How does that work, exactly?
Same deal in Kleptofornia. State workers pay into a deferred comp system run by the state. As such, they don’t pay social security, and are not eligible for the same. I have one brother, possibly two on that system. One works for BART, the other the state.
It’s the same with local employees here in CA (and, I believe, state employees too): they AREN’T TAXED FOR Social Security and Medicare, and thus aren’t eligible for them ... because they have their own retirement plans instead.
I worked for a CA city briefly and strongly preferred this approach. Social Security and Medicare are going bankrupt. Far better to pay into a smaller, privately INVESTED fund for retirement payouts and medical care. (Still less preferable than a free market, but hey.)

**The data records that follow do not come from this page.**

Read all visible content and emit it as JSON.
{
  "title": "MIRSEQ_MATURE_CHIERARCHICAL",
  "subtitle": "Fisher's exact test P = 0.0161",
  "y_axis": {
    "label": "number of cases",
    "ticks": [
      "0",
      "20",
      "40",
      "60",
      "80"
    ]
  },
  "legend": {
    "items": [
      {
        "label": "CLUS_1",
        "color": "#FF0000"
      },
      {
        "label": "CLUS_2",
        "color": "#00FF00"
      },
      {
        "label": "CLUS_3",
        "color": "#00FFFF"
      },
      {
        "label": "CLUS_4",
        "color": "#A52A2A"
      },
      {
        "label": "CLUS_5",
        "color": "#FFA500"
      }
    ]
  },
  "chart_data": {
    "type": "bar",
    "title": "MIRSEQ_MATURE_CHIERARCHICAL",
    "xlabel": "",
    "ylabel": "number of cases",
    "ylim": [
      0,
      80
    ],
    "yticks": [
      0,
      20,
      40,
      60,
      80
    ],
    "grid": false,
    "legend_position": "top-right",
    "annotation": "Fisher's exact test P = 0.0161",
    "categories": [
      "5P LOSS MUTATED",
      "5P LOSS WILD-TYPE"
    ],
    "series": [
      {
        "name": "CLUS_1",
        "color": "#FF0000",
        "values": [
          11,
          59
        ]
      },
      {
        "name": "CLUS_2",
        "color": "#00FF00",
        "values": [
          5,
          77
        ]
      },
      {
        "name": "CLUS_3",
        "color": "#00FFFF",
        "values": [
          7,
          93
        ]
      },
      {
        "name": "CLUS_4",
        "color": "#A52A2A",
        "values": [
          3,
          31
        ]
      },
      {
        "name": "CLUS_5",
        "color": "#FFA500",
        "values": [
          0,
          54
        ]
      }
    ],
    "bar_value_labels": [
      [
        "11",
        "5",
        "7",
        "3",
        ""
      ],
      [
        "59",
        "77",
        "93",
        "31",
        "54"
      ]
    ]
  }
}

“How does that work, exactly?”
I had a retired cop here in NJ describe it to me; as I recall, he thought that because his taxpayer-funded pension was so far above what most people would collect under Social Security, and because he could retire so young, it was almost viewed as “double dipping” if he could also collect SS. He didn’t mention the healthcare part.
It’s common. Public pensions take the place of social security. They are not like private sector pensions which are in addition to social security.
A lot of States and cities had it for those that worked for the city or State. Florida had the Florida Retirement System. The Rail Road has their own retirement. I can’t tell you how they work[ed], but you can probably find out on your on, if interested. Hope that helps a little.
Like anything involving the IRS, "it's complicated"
Some number of public employees were allowed to stay out of the SocSec and Medicare system.